Mekhi Phifer: The first day, in particular, is always one of those weird days because you get ..., you're thrown into this new trailer - here's your wardrobe. You haven't really been on the set at all and I was always watching the show. I TiVo'd the show from the beginning, so to walk on the set it was like, "Wow, this is what I've been watching on television" and you're meeting everybody for the first time. So you're meeting Tim; you don't know how Tim is. I never met Tim before even though I've always loved his work. You're meeting Kelli and Monica and Brendan so you just don't know. To come on and to see everybody welcome you with open arms and really be there for each other was definitely a breath of fresh air because after the feeling that I had on ER - we had a great camaraderie and that's more or less what I was concerned about more than anything else. It's a great group of people and we're having a lot of fun.

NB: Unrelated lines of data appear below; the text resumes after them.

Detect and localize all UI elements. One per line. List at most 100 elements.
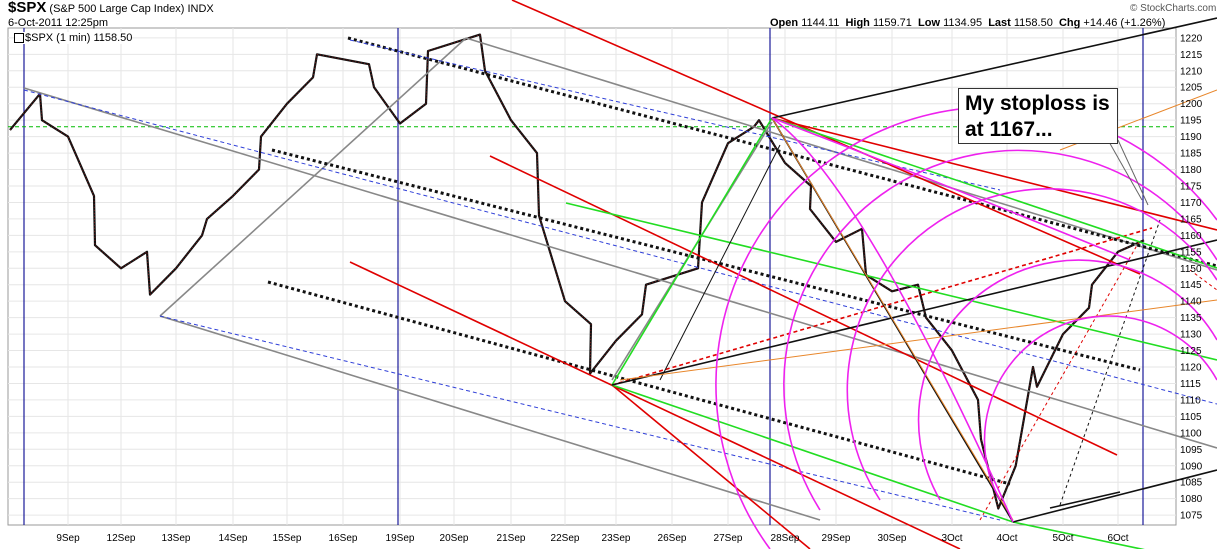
y-tick-label: 1125 <box>1180 346 1202 357</box>
y-tick-label: 1105 <box>1180 412 1202 423</box>
y-tick-label: 1080 <box>1180 494 1203 505</box>
green-trendline <box>611 384 1014 523</box>
orange-trendline <box>771 117 1014 521</box>
chg-value: +14.46 (+1.26%) <box>1083 17 1166 29</box>
legend-label: $SPX (1 min) 1158.50 <box>25 32 133 44</box>
x-tick-label: 20Sep <box>440 533 469 544</box>
trendline-overlays <box>23 0 1217 549</box>
y-tick-label: 1195 <box>1180 116 1202 127</box>
gray-trendline <box>465 37 1217 271</box>
y-tick-label: 1100 <box>1180 428 1202 439</box>
last-value: 1158.50 <box>1013 17 1053 29</box>
quote-bar: Open 1144.11 High 1159.71 Low 1134.95 La… <box>770 17 1165 29</box>
magenta-arc <box>983 315 1217 501</box>
y-tick-label: 1095 <box>1180 445 1203 456</box>
chg-label: Chg <box>1058 17 1081 29</box>
index-name: (S&P 500 Large Cap Index) <box>49 3 185 15</box>
black-trendline <box>1012 469 1217 523</box>
x-tick-label: 13Sep <box>162 533 191 544</box>
y-tick-label: 1135 <box>1180 313 1202 324</box>
y-tick-label: 1160 <box>1180 231 1202 242</box>
open-value: 1144.11 <box>801 17 840 29</box>
day-separators <box>23 28 1144 525</box>
x-tick-label: 19Sep <box>386 533 415 544</box>
red-trendline <box>771 117 1217 231</box>
x-tick-label: 27Sep <box>714 533 743 544</box>
callout-pointer <box>1107 139 1143 201</box>
green-trendline <box>1012 521 1145 549</box>
red-trendline <box>489 155 1118 456</box>
green-trendline <box>611 117 773 386</box>
x-tick-label: 15Sep <box>273 533 302 544</box>
magenta-fan <box>771 117 1131 261</box>
orange-trendline <box>619 299 1217 381</box>
magenta-arc <box>783 149 1217 511</box>
grid <box>8 28 1176 525</box>
x-tick-label: 28Sep <box>771 533 800 544</box>
y-tick-label: 1115 <box>1180 379 1201 390</box>
x-tick-label: 21Sep <box>497 533 526 544</box>
x-tick-label: 4Oct <box>996 533 1017 544</box>
chart-header: $SPX (S&P 500 Large Cap Index) INDX <box>8 0 214 16</box>
stoploss-annotation: My stoploss is at 1167... <box>958 88 1118 144</box>
y-tick-label: 1075 <box>1180 511 1203 522</box>
y-tick-label: 1220 <box>1180 33 1203 44</box>
y-tick-label: 1200 <box>1180 99 1203 110</box>
timestamp: 6-Oct-2011 12:25pm <box>8 17 109 29</box>
x-tick-label: 16Sep <box>329 533 358 544</box>
y-tick-label: 1175 <box>1180 181 1202 192</box>
red-trendline <box>611 384 811 549</box>
high-value: 1159.71 <box>872 17 912 29</box>
x-tick-label: 6Oct <box>1107 533 1128 544</box>
x-tick-label: 22Sep <box>551 533 580 544</box>
y-tick-label: 1190 <box>1180 132 1202 143</box>
dotted-trendline <box>271 148 1141 372</box>
x-tick-label: 5Oct <box>1052 533 1073 544</box>
watermark: © StockCharts.com <box>1130 3 1217 14</box>
red-dashed-trendline <box>1059 219 1161 506</box>
magenta-arc <box>846 187 1217 501</box>
y-tick-label: 1215 <box>1180 50 1203 61</box>
red-dashed-trendline <box>611 227 1153 386</box>
y-tick-label: 1170 <box>1180 198 1202 209</box>
x-tick-label: 9Sep <box>56 533 80 544</box>
low-label: Low <box>918 17 941 29</box>
y-tick-label: 1140 <box>1180 297 1202 308</box>
green-trendline <box>771 117 1217 269</box>
blue-dashed-trendline <box>23 89 1217 405</box>
y-tick-label: 1150 <box>1180 264 1202 275</box>
x-axis-ticks: 9Sep 12Sep 13Sep 14Sep 15Sep 16Sep 19Sep 20Sep 2… <box>56 533 1128 544</box>
y-tick-label: 1180 <box>1180 165 1202 176</box>
legend-swatch-icon <box>14 33 24 44</box>
magenta-arc <box>917 259 1217 501</box>
y-tick-label: 1165 <box>1180 214 1202 225</box>
x-tick-label: 12Sep <box>107 533 136 544</box>
y-tick-label: 1110 <box>1180 395 1201 406</box>
x-tick-label: 23Sep <box>602 533 631 544</box>
y-tick-label: 1210 <box>1180 66 1203 77</box>
red-trendline <box>349 261 961 549</box>
x-tick-label: 14Sep <box>219 533 248 544</box>
gray-trendline <box>23 87 1217 449</box>
symbol: $SPX <box>8 0 47 16</box>
y-tick-label: 1205 <box>1180 83 1203 94</box>
price-line-detail <box>9 34 1145 510</box>
x-tick-label: 30Sep <box>878 533 907 544</box>
x-tick-label: 3Oct <box>941 533 962 544</box>
low-value: 1134.95 <box>943 17 983 29</box>
black-trendline <box>1049 491 1121 509</box>
y-tick-label: 1155 <box>1180 247 1202 258</box>
x-tick-label: 29Sep <box>822 533 851 544</box>
last-label: Last <box>988 17 1011 29</box>
gray-trendline <box>159 37 467 317</box>
open-label: Open <box>770 17 799 29</box>
green-trendline <box>565 202 1217 361</box>
high-label: High <box>845 17 870 29</box>
x-tick-label: 26Sep <box>658 533 687 544</box>
black-trendline <box>771 17 1217 119</box>
price-series <box>9 33 1145 510</box>
gray-trendline <box>159 315 821 521</box>
y-tick-label: 1085 <box>1180 478 1203 489</box>
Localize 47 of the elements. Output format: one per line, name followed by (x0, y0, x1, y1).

You are now on a show that has a multi-cultural cast just like ER did. Can you talk about the importance of having a multi-cultural cast and what that brings to television?
Mekhi Phifer: I just think it opens up the viewership a little bit, I think. The beauty of when you watch good television or films is that, yes, you may have a multi-cultural cast but those roles could be anybody - they could be white, they could be black. To show the world that we have more in common than we have different with each other is to me the ultimate goal of all of that. It does help unite in people's mind the thought that people are the same. Yes, there's going to be cultural differences, but for the most part, we are all in the same gang as human beings.
I wondered if the character of Ben Reynolds was written with you in mind?
Mekhi Phifer: Yes, I think so. I know that they wanted to introduce a character that would be someone who could match up and rival Tim Roth to ... on screen and what happened previously, as far as our Executive Producer, Shawn Ryan, would tell it, each week they would have to deal with law enforcement stuff and the guest stars that they would hire, Tim Roth just blew them off the screen. So they wanted someone who would go toe to toe with him, be strong, and be sort of a fixture that can be an on-site law man with a badge and a gun to deal with crisis situations right there without having to outsource or go out and find an agent that was willing to work with us.
You can watch Mekhi Phifer as FBI Agent Ben Reynolds when Lie to Me returns with its second season premiere on Monday, September 28 at 9 PM ET on Fox.